A new report to the U.S. Senate from the General Accounting Office states that the Obama administration’s closing of the Yucca Mountain nuclear storage facility “was made for policy reasons, not technical or safety reasons.”
This GAO report was requested after senators learned that the Obama administration intended to close the Yucca Mountain nuclear fuel storage site on which $10 billion has been spent. In a hearing, Senate Energy and Natural Resources Committee member John McCain repeatedly asked Department of Energy Secretary Stephen Chu, “What’s wrong with Yucca Mountain?” The secretary’s only response was that we could do a “better job”, without offering any information as to where or how this better job would be accomplished. The GAO report notes that at no time during its inquiry did the DOE “cite any technical concerns or safety issues related to the Yucca Mountain repository.” Instead the DOE only referred to the vague possibility of “better solutions”, without offering any.
The GAO report goes on to note that the DOE is now hastily dismantling the Yucca Mountain facility. These site closing steps, the report notes, “would likely hinder progress, should the Nuclear Regulatory Commission or the courts require DOE to resume the Yucca license review process.”

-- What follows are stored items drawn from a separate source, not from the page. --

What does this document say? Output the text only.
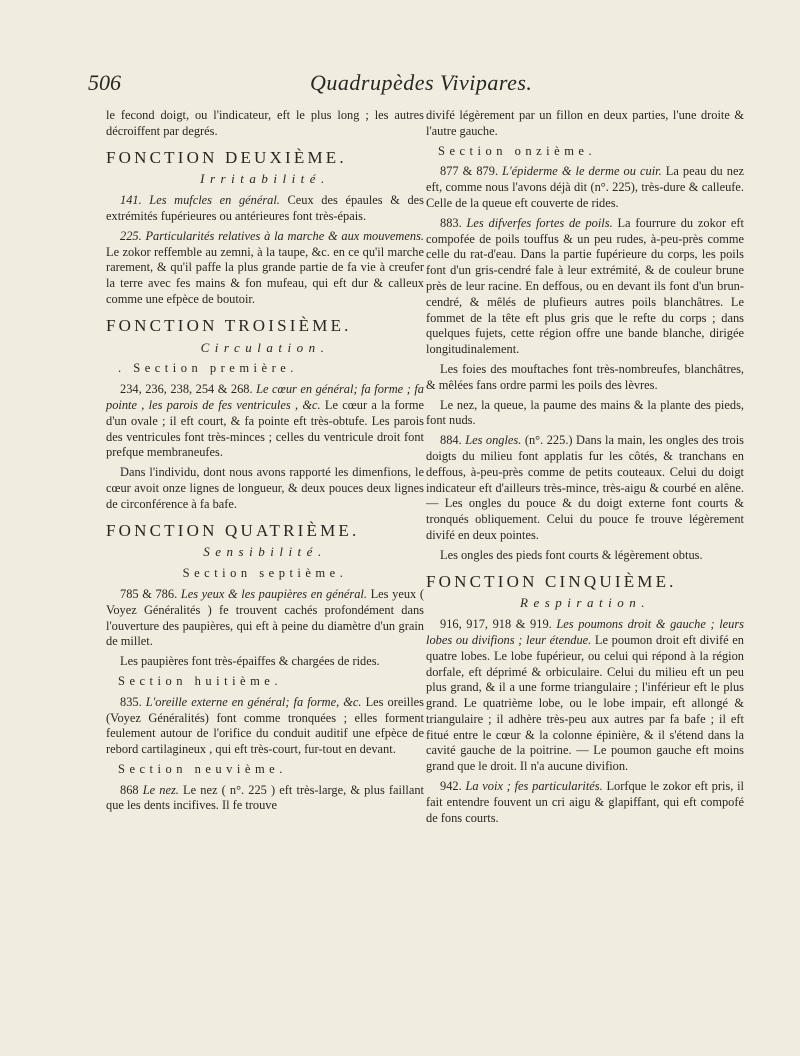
506	Quadrupèdes Vivipares.

le fecond doigt, ou l'indicateur, eft le plus long ; les autres décroiffent par degrés.

FONCTION DEUXIÈME.
Irritabilité.

141. Les mufcles en général. Ceux des épaules & des extrémités fupérieures ou antérieures font très-épais.

225. Particularités relatives à la marche & aux mouvemens. Le zokor reffemble au zemni, à la taupe, &c. en ce qu'il marche rarement, & qu'il paffe la plus grande partie de fa vie à creufer la terre avec fes mains & fon mufeau, qui eft dur & calleux comme une efpèce de boutoir.

FONCTION TROISIÈME.
Circulation.
. Section première.

234, 236, 238, 254 & 268. Le cœur en général; fa forme ; fa pointe , les parois de fes ventricules , &c. Le cœur a la forme d'un ovale ; il eft court, & fa pointe eft très-obtufe. Les parois des ventricules font très-minces ; celles du ventricule droit font prefque membraneufes.

Dans l'individu, dont nous avons rapporté les dimenfions, le cœur avoit onze lignes de longueur, & deux pouces deux lignes de circonférence à fa bafe.

FONCTION QUATRIÈME.
Sensibilité.
Section septième.

785 & 786. Les yeux & les paupières en général. Les yeux ( Voyez Généralités ) fe trouvent cachés profondément dans l'ouverture des paupières, qui eft à peine du diamètre d'un grain de millet.

Les paupières font très-épaiffes & chargées de rides.

Section huitième.

835. L'oreille externe en général; fa forme, &c. Les oreilles (Voyez Généralités) font comme tronquées ; elles forment feulement autour de l'orifice du conduit auditif une efpèce de rebord cartilagineux , qui eft très-court, fur-tout en devant.

Section neuvième.

868 Le nez. Le nez ( n°. 225 ) eft très-large, & plus faillant que les dents incifives. Il fe trouve

divifé légèrement par un fillon en deux parties, l'une droite & l'autre gauche.

Section onzième.

877 & 879. L'épiderme & le derme ou cuir. La peau du nez eft, comme nous l'avons déjà dit (n°. 225), très-dure & calleufe. Celle de la queue eft couverte de rides.

883. Les difverfes fortes de poils. La fourrure du zokor eft compofée de poils touffus & un peu rudes, à-peu-près comme celle du rat-d'eau. Dans la partie fupérieure du corps, les poils font d'un gris-cendré fale à leur extrémité, & de couleur brune près de leur racine. En deffous, ou en devant ils font d'un brun-cendré, & mêlés de plufieurs autres poils blanchâtres. Le fommet de la tête eft plus gris que le refte du corps ; dans quelques fujets, cette région offre une bande blanche, dirigée longitudinalement.

Les foies des mouftaches font très-nombreufes, blanchâtres, & mêlées fans ordre parmi les poils des lèvres.

Le nez, la queue, la paume des mains & la plante des pieds, font nuds.

884. Les ongles. (n°. 225.) Dans la main, les ongles des trois doigts du milieu font applatis fur les côtés, & tranchans en deffous, à-peu-près comme de petits couteaux. Celui du doigt indicateur eft d'ailleurs très-mince, très-aigu & courbé en alêne. — Les ongles du pouce & du doigt externe font courts & tronqués obliquement. Celui du pouce fe trouve légèrement divifé en deux pointes.

Les ongles des pieds font courts & légèrement obtus.

FONCTION CINQUIÈME.
Respiration.

916, 917, 918 & 919. Les poumons droit & gauche ; leurs lobes ou divifions ; leur étendue. Le poumon droit eft divifé en quatre lobes. Le lobe fupérieur, ou celui qui répond à la région dorfale, eft déprimé & orbiculaire. Celui du milieu eft un peu plus grand, & il a une forme triangulaire ; l'inférieur eft le plus grand. Le quatrième lobe, ou le lobe impair, eft allongé & triangulaire ; il adhère très-peu aux autres par fa bafe ; il eft fitué entre le cœur & la colonne épinière, & il s'étend dans la cavité gauche de la poitrine. — Le poumon gauche eft moins grand que le droit. Il n'a aucune divifion.

942. La voix ; fes particularités. Lorfque le zokor eft pris, il fait entendre fouvent un cri aigu & glapiffant, qui eft compofé de fons courts.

The GAO continues, “ There is no guarantee that a more acceptable or less costly alternative will be identified; termination could instead restart a costly and time-consuming process to find and develop an alternative permanent solution. It would also likely prolong the need for interim storage of spent nuclear fuel at reactor sites, which would have financial and other impacts.”
The federal government currently bears part of the spent fuel storage costs as a result of industry lawsuits over DOE’s failure to take custody of commercial spent nuclear fuel from 1998, as required. These costs, plus the spending on Yucca Mountain, now exceed $15.4 billion and could grow by an additional $500 million a year.
It is possible that somewhere on our nation’s 3.5 million square miles there is a better site for spent nuclear fuel than Yucca Mountain. But the extensive scientific search which selected the geologically stable Yucca Mountain ridge, didn’t find one.
The energy released per ounce of matter burned in nuclear fission is more than a million times the energy released from conventional combustion of an ounce of matter. As a result, only nuclear energy can provide the quantity of continuous clean reliable output with the power to replace the harmful emissions from burning fossil fuels. Today, spent nuclear fuel is accumulating in water pools and casks of concrete and steel at the sites of our 104 nuclear power reactors. Longer term, reprocessing and reuse of much of this material, as is done by France at LaHague, will simplify this problem. In the meantime, storage of those casks at Yucca Mountain is the obvious answer.
The final point in the GAO report suggests that “an independent organization may be better suited than DOE to overseeing nuclear waste management.” With this suggestion, which offers freedom from politics, we should heartily concur.
ROLF E. WESTGARD is a resident of both St. Paul and Deerwod. He taught the spring quarter class, “Nuclear energy, past, present, and future” for the University of Minnesota Lifelong Learning program.